Knapp sechs Wochen nach dem Attentat auf den russischen Doppelagenten Sergej Skripal haben unabhängige Experten den Einsatz des Nervengiftes Nowitschok bestätigt – aber keine Hinweise auf den Täter geliefert. Immerhin: Der Stoff sei von «hoher Reinheit», was auf ein staatliches Labor als Hersteller hinweise.
Grossbritannien sieht damit seine Sicht der Dinge bestätigt: Der Kreml habe sich am abtrünnigen Spion gerächt; die russische Regierung weist weiter jede Verantwortung von sich. Anklage aus London und postwendendes Dementi aus Moskau – die Geschichte wiederholt sich. Ist die Welt so schlau wie zuvor?
Paul-Anton Krüger ist Journalist und Experte für internationale Sicherheit. Die Analyse der OPCW-Kontrolleure stellt er nicht infrage. Der Kreis der Verdächtigen werde durch den Bericht der Organisation für das Verbot von Chemiewaffen weiter eingeschränkt; zumal die Kontrolleure eigene Proben genommen hätten, um zu bestätigen, dass das britische Labor keine Fehler gemacht habe: «Das Ergebnis ist wasserdicht.»
Taktisches Schweigen der OPCW
Allerdings: Die OPCW äussert sich im Bericht nicht zur Herkunft des Giftes und vermeidet den Begriff «Nowitschok». Die Behörde nennt lediglich die chemische Struktur des Stoffes. Politische Korrektheit oder ein Indiz dafür, dass belastbare Beweise für eine russische Verwicklung in den Giftanschlag fehlen?
Sicherheitsexperte Krüger sieht ganz andere Gründe für das vermeintliche Lavieren: «Nowitschok ist bei der OPCW nie offiziell als Kampfstoff deklariert worden.» Der Stoff sei der Organisation natürlich bekannt; aber offiziell eben nicht.
Man muss sich die Frage stellen, welche anderen plausiblen Erklärungen (als eine russische Urheberschaft) vorstellbar sind.
Zudem spiele hinein, dass gewisse Akteure Interesse an genaueren Informationen zur Zusammensetzung und Synthese des Kampfstoffes haben könnten: «Man versucht die Verbreitung von Informationen möglichst gering zu halten», sagt Krüger.
In der öffentlich gemachten Erklärung finde sich deswegen die schwammige Formulierung, dass es sich um den Stoff handle, den das britische Labor gegenüber der OPCW benannt habe.

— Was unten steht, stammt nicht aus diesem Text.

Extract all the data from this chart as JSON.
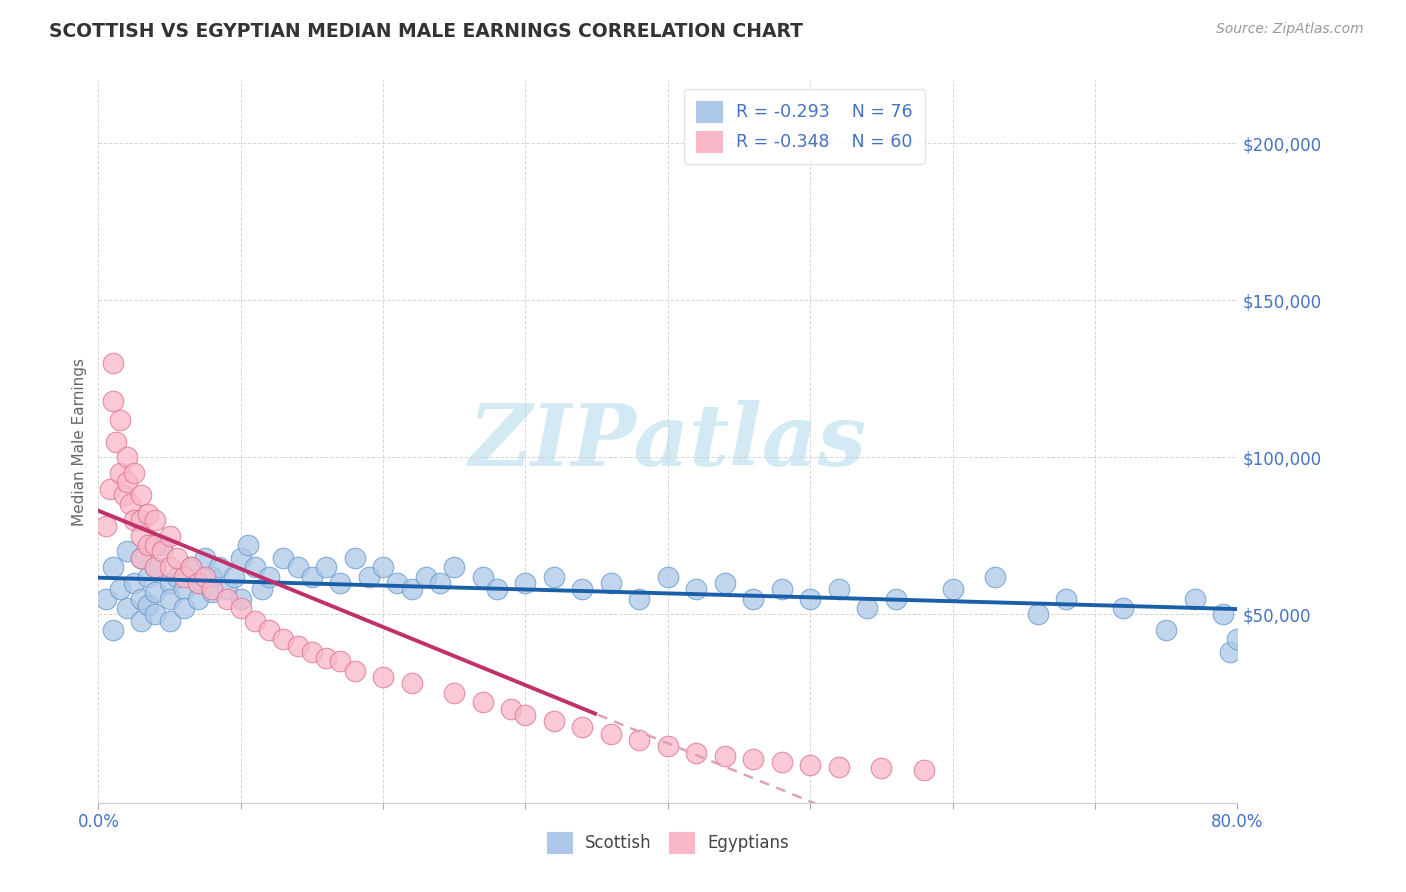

Krüger kommt zum Schluss: «Es lässt sich eine Indizienkette bilden. Man muss sich die Frage stellen, welche anderen plausiblen Erklärungen (als eine russische Urheberschaft) vorstellbar sind.»
Diese «Indizienkette» ändert aber wenig daran, dass auch nach dem Bericht endgültige Klarheit über eine russische Verwicklung, ja sogar einen direkt vom Kreml angeordneten Mordanschlag fehlen. Das dürfte alternative Erklärungsmodelle weiter befeuern.
Operation unter falscher Flagge?
An einer der prominentesten Alternativerzählungen hat Russland gleich selbst mitgewirkt: Es stellte in den Raum, dass das Gift aus dem britischen Chemiewaffenlabor stamme. Demnach soll es sich beim Anschlag auf den Ex-Doppelagenten um eine Operation unter falscher Flagge gehandelt haben. Das Ziel: Den aufmüpfigen Kreml international weiter zu isolieren.
Diese Theorie hat weiteren Auftrieb erhalten, nachdem der Chef des britischen Chemiewaffenlabors in einem Interview gesagt hatte, sein Labor könne die genaue Herkunft des Giftes nicht feststellen. «Das ist aber jedem klar, der sich mit der Materie auskennt», relativiert Krüger.
Denn: Nur mit einer Vergleichsprobe aus dem Labor, aus dem das beim Anschlag verwendete Gift hergestellt wurde, liesse sich Gewissheit über dessen Herkunft gewinnen: «Etwa aufgrund der Verunreinigungen im Stoff könnte man dann nachvollziehen, auf welche Weise dieser synthetisiert worden ist», so Krüger.
Wie weiter?
Eine solche Vergleichsprobe dürfte der Kreml kaum liefern. Russland hat erklärt, es habe keine anderen Kampfstoffe besessen als jene, die der OPCW geliefert wurden. Diese seien alle bis 2017 unter Aufsicht der OPCW vernichtet worden. Kann der Fall Skripal also jemals aufgeklärt werden?
«Im Prinzip» gebe es die Möglichkeit, aufgrund von Zweifeln an derlei Darstellungen «Verdachtsinspektionen» durchzuführen, sagt der deutsche Sicherheitsexperte: «Dann könnten Inspektoren die entsprechenden Labore in Russland besuchen.»